USB-C cables, also commonly referred to as USB Type C, represent the natural (and welcome) evolution of the universal serial bus cable that has been around for decades. The new standard brings with it a wide range of benefits that can't be ignored, like the fact that the plug on the end of each cable is now about a third of the size of the original USB plug. USB-C cables now also work regardless of which way you plug them in - something that will no doubt comfort anyone who has desperately tried to plug their smartphone or tablet into a charger in the dark.
But the real benefit that USB-C cables bring to the table can be summed up in a single word: speed. They're capable of a maximum data transfer of roughly 10 Gbit/s at full duplex, compared to the 480 Mbit/s speeds of its predecessor USB 2.0. USB Type C cables also support a high-power 5 A current at up to 100 W, which means that if you've got a new electronic device that supports a "Quick Charge" feature (with perhaps the most prominent example being the newly released iPad Pro) these cables will give you all the power you need and then some.
Based on these advantages, it should come as no surprise that many of today's leading electronics manufacturers are already embracing USB Type C with open arms.

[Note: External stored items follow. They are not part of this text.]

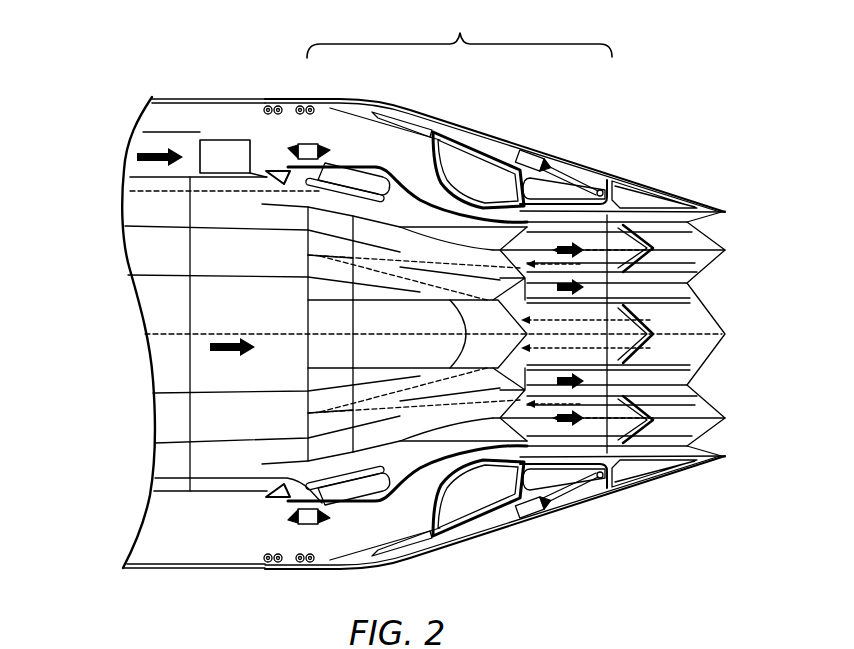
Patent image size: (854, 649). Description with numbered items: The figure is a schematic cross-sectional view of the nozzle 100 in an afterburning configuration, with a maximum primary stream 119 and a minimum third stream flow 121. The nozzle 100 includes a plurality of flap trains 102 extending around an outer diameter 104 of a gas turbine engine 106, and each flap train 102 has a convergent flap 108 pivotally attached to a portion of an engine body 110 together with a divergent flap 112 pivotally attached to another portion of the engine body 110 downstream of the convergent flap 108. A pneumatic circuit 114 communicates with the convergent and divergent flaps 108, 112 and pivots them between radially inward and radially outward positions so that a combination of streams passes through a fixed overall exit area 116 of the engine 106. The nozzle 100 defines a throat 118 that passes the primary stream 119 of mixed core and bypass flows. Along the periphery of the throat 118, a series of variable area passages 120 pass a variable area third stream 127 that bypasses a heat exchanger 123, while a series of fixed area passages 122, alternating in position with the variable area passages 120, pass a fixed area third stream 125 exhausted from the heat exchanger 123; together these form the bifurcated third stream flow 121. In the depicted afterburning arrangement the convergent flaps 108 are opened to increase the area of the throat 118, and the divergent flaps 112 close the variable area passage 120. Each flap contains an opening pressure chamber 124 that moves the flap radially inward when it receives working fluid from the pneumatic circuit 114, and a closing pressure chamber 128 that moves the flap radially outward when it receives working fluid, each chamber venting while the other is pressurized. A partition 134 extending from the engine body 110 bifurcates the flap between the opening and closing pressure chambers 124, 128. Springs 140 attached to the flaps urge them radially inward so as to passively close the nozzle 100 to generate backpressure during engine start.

The nozzle 100 is at (661, 173).
The flap train 102 is at (459, 33).
The outer diameter 104 is at (320, 100).
The gas turbine engine 106 is at (86, 80).
The convergent flap 108 is at (393, 210).
The engine body 110 is at (158, 97).
The divergent flap 112 is at (437, 180).
The pneumatic circuit 114 is at (213, 98).
The fixed overall exit area 116 is at (758, 327).
The throat 118 is at (130, 344).
The primary stream 119 is at (210, 347).
The variable area passage 120 is at (347, 145).
The third stream flow 121 is at (137, 158).
The fixed area passage 122 is at (531, 294).
The heat exchanger 123 is at (143, 132).
The opening pressure chamber 124 is at (317, 188).
The fixed area third stream 125 is at (700, 268).
The variable area third stream 127 is at (690, 233).
The closing pressure chamber 128 is at (362, 173).
The partition 134 is at (378, 168).
The spring 140 is at (298, 146).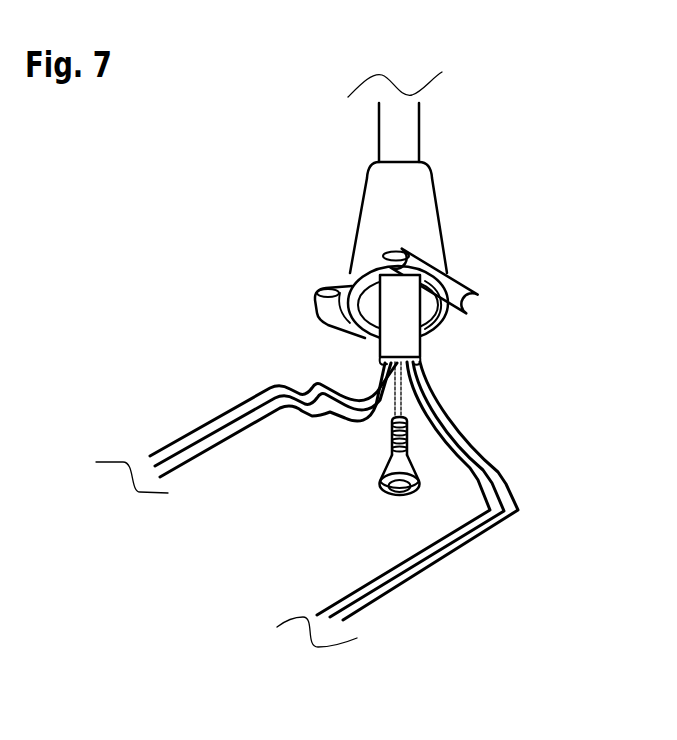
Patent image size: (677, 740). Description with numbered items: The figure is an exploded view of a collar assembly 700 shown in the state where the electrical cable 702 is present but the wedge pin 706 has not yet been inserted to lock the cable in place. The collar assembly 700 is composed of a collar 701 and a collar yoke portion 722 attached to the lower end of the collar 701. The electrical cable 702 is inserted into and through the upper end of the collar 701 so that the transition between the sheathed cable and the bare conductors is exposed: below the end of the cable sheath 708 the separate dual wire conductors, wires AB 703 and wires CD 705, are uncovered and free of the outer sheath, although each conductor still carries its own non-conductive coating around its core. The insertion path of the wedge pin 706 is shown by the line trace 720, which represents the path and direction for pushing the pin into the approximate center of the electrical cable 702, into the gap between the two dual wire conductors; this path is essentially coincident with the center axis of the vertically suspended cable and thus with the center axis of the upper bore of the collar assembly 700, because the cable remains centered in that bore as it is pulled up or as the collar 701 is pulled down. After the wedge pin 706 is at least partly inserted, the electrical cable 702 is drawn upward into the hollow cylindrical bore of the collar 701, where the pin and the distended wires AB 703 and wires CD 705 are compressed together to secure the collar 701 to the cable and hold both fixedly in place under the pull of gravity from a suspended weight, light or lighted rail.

The collar assembly 700 is at (300, 158).
The collar 701 is at (442, 225).
The electrical cable 702 is at (399, 125).
The wires AB 703 is at (207, 443).
The wires CD 705 is at (357, 588).
The wedge pin 706 is at (420, 492).
The cable sheath 708 is at (375, 360).
The wedge pin insertion path 720 is at (391, 413).
The collar yoke portion 722 is at (470, 303).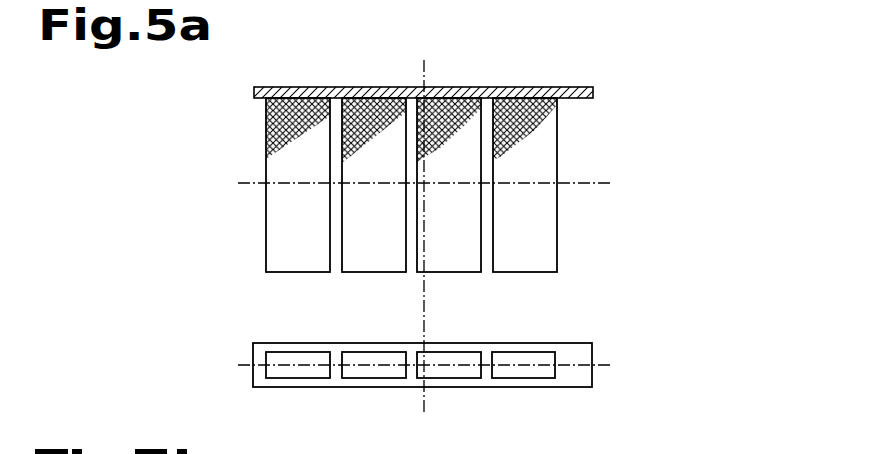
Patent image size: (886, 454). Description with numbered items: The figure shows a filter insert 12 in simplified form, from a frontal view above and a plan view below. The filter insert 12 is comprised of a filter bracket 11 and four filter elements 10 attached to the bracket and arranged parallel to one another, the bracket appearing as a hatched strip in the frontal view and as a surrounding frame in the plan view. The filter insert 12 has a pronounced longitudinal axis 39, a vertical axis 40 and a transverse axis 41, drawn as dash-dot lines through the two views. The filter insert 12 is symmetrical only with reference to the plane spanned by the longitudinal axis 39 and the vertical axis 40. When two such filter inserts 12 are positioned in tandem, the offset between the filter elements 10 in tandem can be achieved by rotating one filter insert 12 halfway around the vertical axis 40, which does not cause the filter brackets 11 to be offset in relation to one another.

The filter element 10 is at (289, 236).
The filter bracket 11 is at (340, 87).
The filter insert 12 is at (602, 71).
The longitudinal axis 39 is at (593, 183).
The vertical axis 40 is at (425, 79).
The transverse axis 41 is at (425, 332).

The most recently released models of Apple's MacBook Pro (with touch bar capabilities) support USB-C cables, as do devices like the Nintendo Switch, smartphones like the Samsung Galaxy S8 and Note8, LG's G5, G6 and V30 line of devices, the Google Pixel XL, 2 and 2XL, the Zenfone AR and so much more. There are even rumors (unconfirmed at this point) that future models of Apple's flagship iPhone will forgo the company's own proprietary lightning cable in favor of USB Type C moving forward.